I believe we would be very interested in a little standalone variant normalization tool, as well. :)
Current status on 7.0.0.BETA with Jannovar 0.13 incorporated. (i) Seems Exomiser just outputs what was input i.e. the 11:61165731 C CA variant comes out as that. (ii) The internal representation within Exomiser/Jannovar seems to be pos=61165731, ref="-", alt="A"
Therefore it seems to me that the indels in the frequency table should be normalized before loading into the database so they are correctly loaded. This used to happen but at some stage got broken. I will fix this and then hopefully we are there.

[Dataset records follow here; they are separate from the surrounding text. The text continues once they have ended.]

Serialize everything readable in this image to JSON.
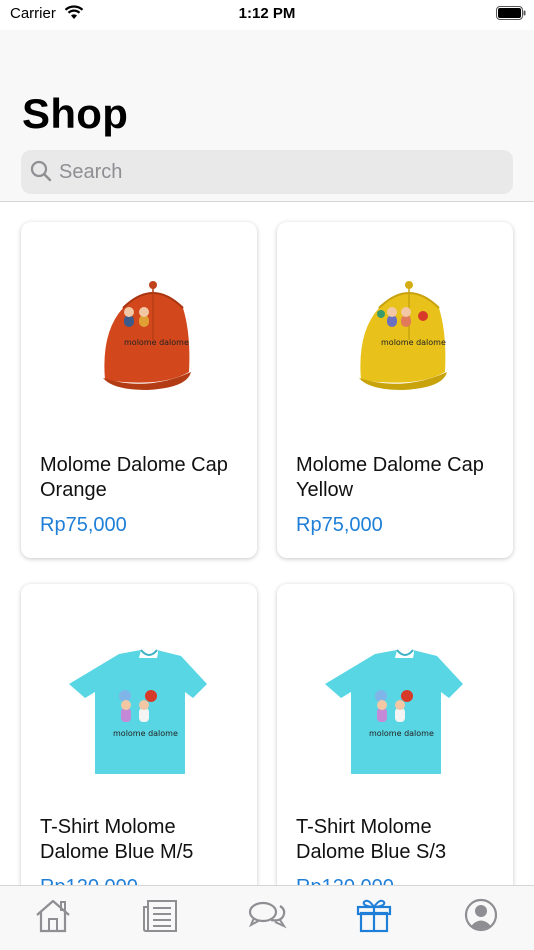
{
  "status_bar": {
    "carrier": "Carrier",
    "time": "1:12 PM"
  },
  "header": {
    "title": "Shop"
  },
  "search": {
    "placeholder": "Search"
  },
  "products": [
    {
      "name": "Molome Dalome Cap Orange",
      "price": "Rp75,000",
      "image": "orange-cap"
    },
    {
      "name": "Molome Dalome Cap Yellow",
      "price": "Rp75,000",
      "image": "yellow-cap"
    },
    {
      "name": "T-Shirt Molome Dalome Blue M/5",
      "price": "Rp120,000",
      "image": "blue-tshirt"
    },
    {
      "name": "T-Shirt Molome Dalome Blue S/3",
      "price": "Rp120,000",
      "image": "blue-tshirt"
    }
  ],
  "tab_bar": {
    "items": [
      {
        "icon": "home-icon",
        "active": false
      },
      {
        "icon": "news-icon",
        "active": false
      },
      {
        "icon": "chat-icon",
        "active": false
      },
      {
        "icon": "gift-icon",
        "active": true
      },
      {
        "icon": "profile-icon",
        "active": false
      }
    ]
  },
  "colors": {
    "accent": "#1f7fd8",
    "inactive": "#8e8e93",
    "price": "#1f7fd8"
  }
}
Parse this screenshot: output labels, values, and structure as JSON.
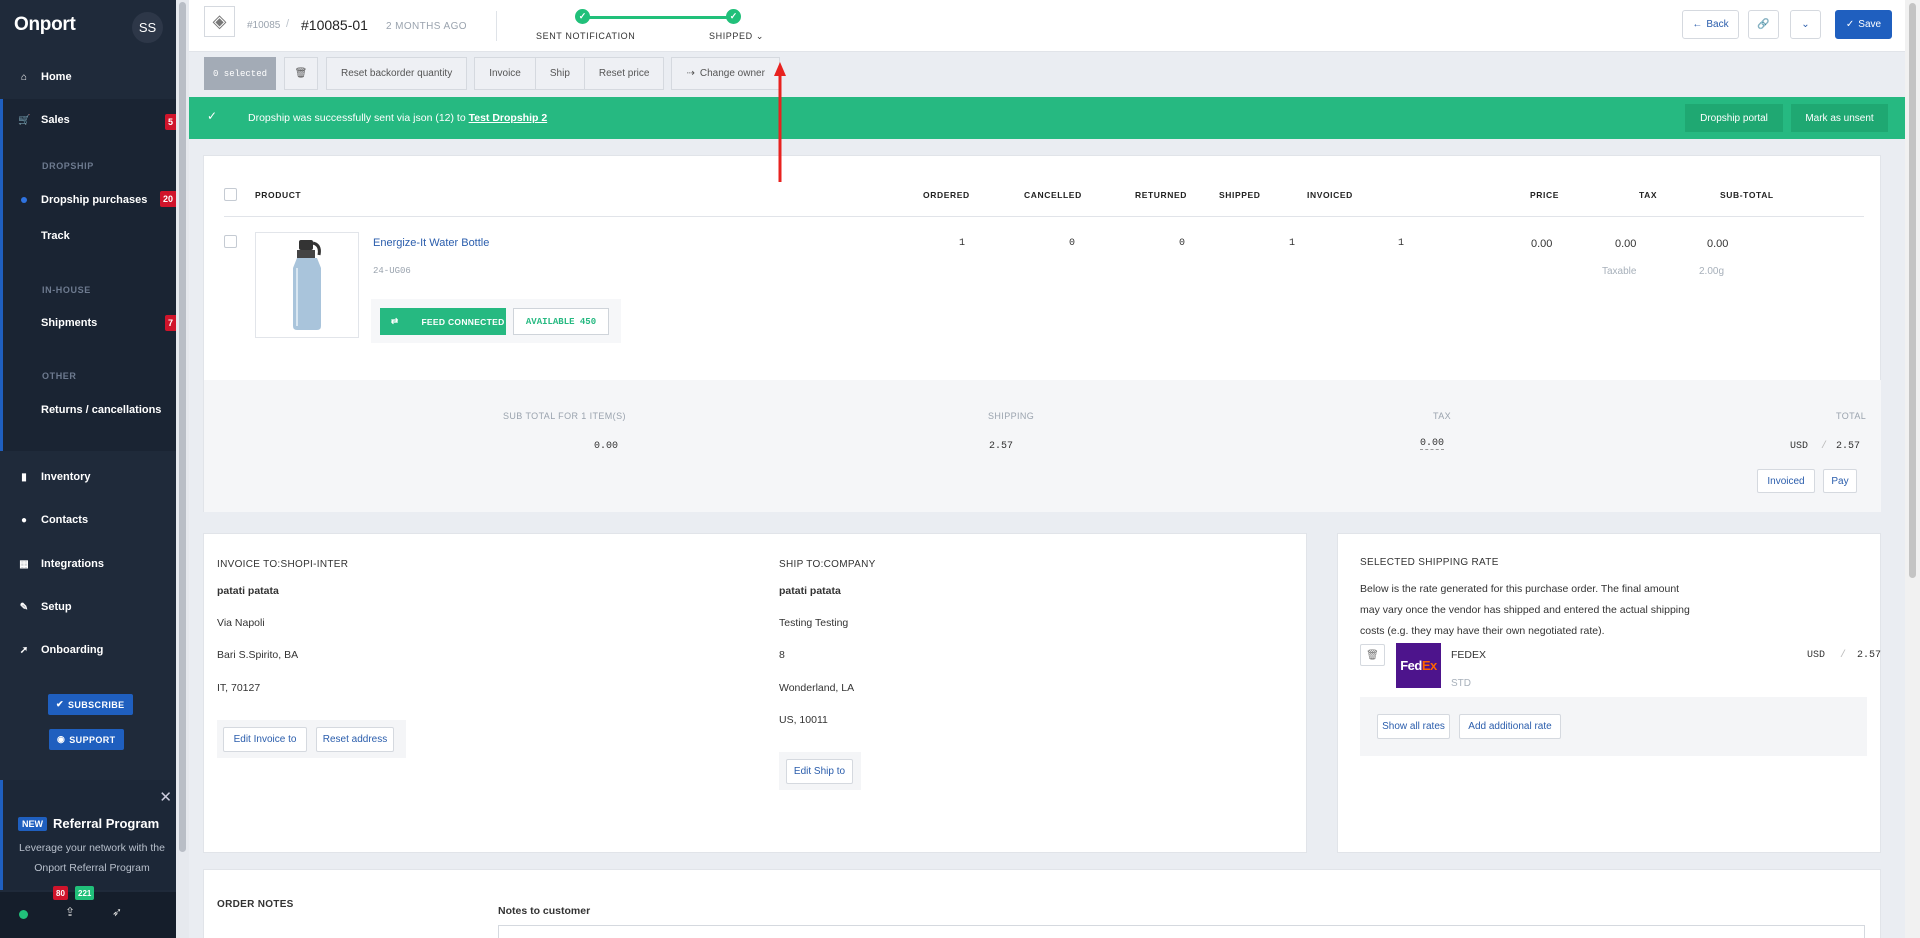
{
  "sidebar": {
    "brand": "Onport",
    "avatar": "SS",
    "nav": [
      {
        "label": "Home",
        "icon": "home-icon"
      },
      {
        "label": "Sales",
        "icon": "cart-icon",
        "badge": "5"
      },
      {
        "label": "Inventory",
        "icon": "bookmark-icon"
      },
      {
        "label": "Contacts",
        "icon": "user-icon"
      },
      {
        "label": "Integrations",
        "icon": "grid-icon"
      },
      {
        "label": "Setup",
        "icon": "wrench-icon"
      },
      {
        "label": "Onboarding",
        "icon": "rocket-icon"
      }
    ],
    "sections": {
      "dropship": "DROPSHIP",
      "inhouse": "IN-HOUSE",
      "other": "OTHER"
    },
    "sub": {
      "dropship_purchases": "Dropship purchases",
      "dropship_badge": "20",
      "track": "Track",
      "shipments": "Shipments",
      "shipments_badge": "7",
      "returns": "Returns / cancellations"
    },
    "subscribe": "SUBSCRIBE",
    "support": "SUPPORT",
    "referral": {
      "new": "NEW",
      "title": "Referral Program",
      "desc": "Leverage your network with the Onport Referral Program"
    },
    "bottom_badges": [
      "80",
      "221"
    ]
  },
  "header": {
    "order_small": "#10085",
    "order_main": "#10085-01",
    "time": "2 MONTHS AGO",
    "step1": "SENT NOTIFICATION",
    "step2": "SHIPPED",
    "back": "Back",
    "save": "Save"
  },
  "actions": {
    "selected": "0 selected",
    "reset_backorder": "Reset backorder quantity",
    "invoice": "Invoice",
    "ship": "Ship",
    "reset_price": "Reset price",
    "change_owner": "Change owner"
  },
  "notice": {
    "message": "Dropship was successfully sent via json (12) to",
    "link": "Test Dropship 2",
    "portal_btn": "Dropship portal",
    "unsent_btn": "Mark as unsent"
  },
  "table": {
    "headers": [
      "PRODUCT",
      "ORDERED",
      "CANCELLED",
      "RETURNED",
      "SHIPPED",
      "INVOICED",
      "PRICE",
      "TAX",
      "SUB-TOTAL"
    ],
    "row": {
      "name": "Energize-It Water Bottle",
      "sku": "24-UG06",
      "ordered": "1",
      "cancelled": "0",
      "returned": "0",
      "shipped": "1",
      "invoiced": "1",
      "price": "0.00",
      "tax": "0.00",
      "subtotal": "0.00",
      "taxable": "Taxable",
      "weight": "2.00g",
      "feed": "FEED CONNECTED",
      "available": "AVAILABLE 450"
    }
  },
  "totals": {
    "subtotal_label": "SUB TOTAL FOR 1 ITEM(S)",
    "subtotal": "0.00",
    "shipping_label": "SHIPPING",
    "shipping": "2.57",
    "tax_label": "TAX",
    "tax": "0.00",
    "total_label": "TOTAL",
    "currency": "USD",
    "total": "2.57",
    "invoiced_btn": "Invoiced",
    "pay_btn": "Pay"
  },
  "invoice_to": {
    "title": "INVOICE TO:SHOPI-INTER",
    "name": "patati patata",
    "line1": "Via Napoli",
    "line2": "Bari S.Spirito, BA",
    "line3": "IT, 70127",
    "edit_btn": "Edit Invoice to",
    "reset_btn": "Reset address"
  },
  "ship_to": {
    "title": "SHIP TO:COMPANY",
    "name": "patati patata",
    "line1": "Testing Testing",
    "line2": "8",
    "line3": "Wonderland, LA",
    "line4": "US, 10011",
    "edit_btn": "Edit Ship to"
  },
  "shipping_rate": {
    "title": "SELECTED SHIPPING RATE",
    "desc": "Below is the rate generated for this purchase order. The final amount may vary once the vendor has shipped and entered the actual shipping costs (e.g. they may have their own negotiated rate).",
    "carrier": "FEDEX",
    "service": "STD",
    "currency": "USD",
    "amount": "2.57",
    "show_all": "Show all rates",
    "add_rate": "Add additional rate"
  },
  "notes": {
    "title": "ORDER NOTES",
    "customer_label": "Notes to customer"
  },
  "colors": {
    "accent": "#1f5fbf",
    "success": "#26b981",
    "sidebar": "#1f2a3a",
    "danger": "#d0142b"
  }
}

The only gotcha is my normalization should correspond to Jannovar normalization.
I have now tested this fix in 7.0.0.BETA and all seems fine
Here's another variant for testing:
On Exomiser 6.0 this variant gets shifted to a point where it's called as novel, despite the allele frequency of around 30%.
Here's the line from the VCF file:
chr15 100252709 . Ccagcagcagcagcagcagcagcagcagcagcagc Ccagcagcagcagcagcagcagcagcagc 999 . INDEL;DP=521;VDB=0.0390;AF1=0.25;AC1=1;DP4=66,106,47,95;MQ=50;FQ=999;PV4=0.35,1,1,1 GT:PL:GQ 0/1:255,0,255:99
And the line from the Exomiser 6.0 output tsv file:
chr15 100252738 AGCAGC - 999.0 PASS 0/1 521 NON_FS_DELETION MEF2A:uc010bot.3:exon8:c.1052_1057del:p.Q351_Q352del
Which is the same as this variant: http://exac.broadinstitute.org/variant/15-100252709-CCAGCAG-C
It seems that indels are not getting parsed correctly, resulting in the AF and dbSNP lookups to fail.
For example, the VCF file contains:
chr11 61165731 . C CA
This results in the following annotation in the exomiser output:
chr11:g.61165731->A
, which is incorrect. It should be g.6116573_2_The output lists there as being no frequency data, but this is actually rs11382548 with MAF 14%
Not sure how common this is? Can anyone confirm?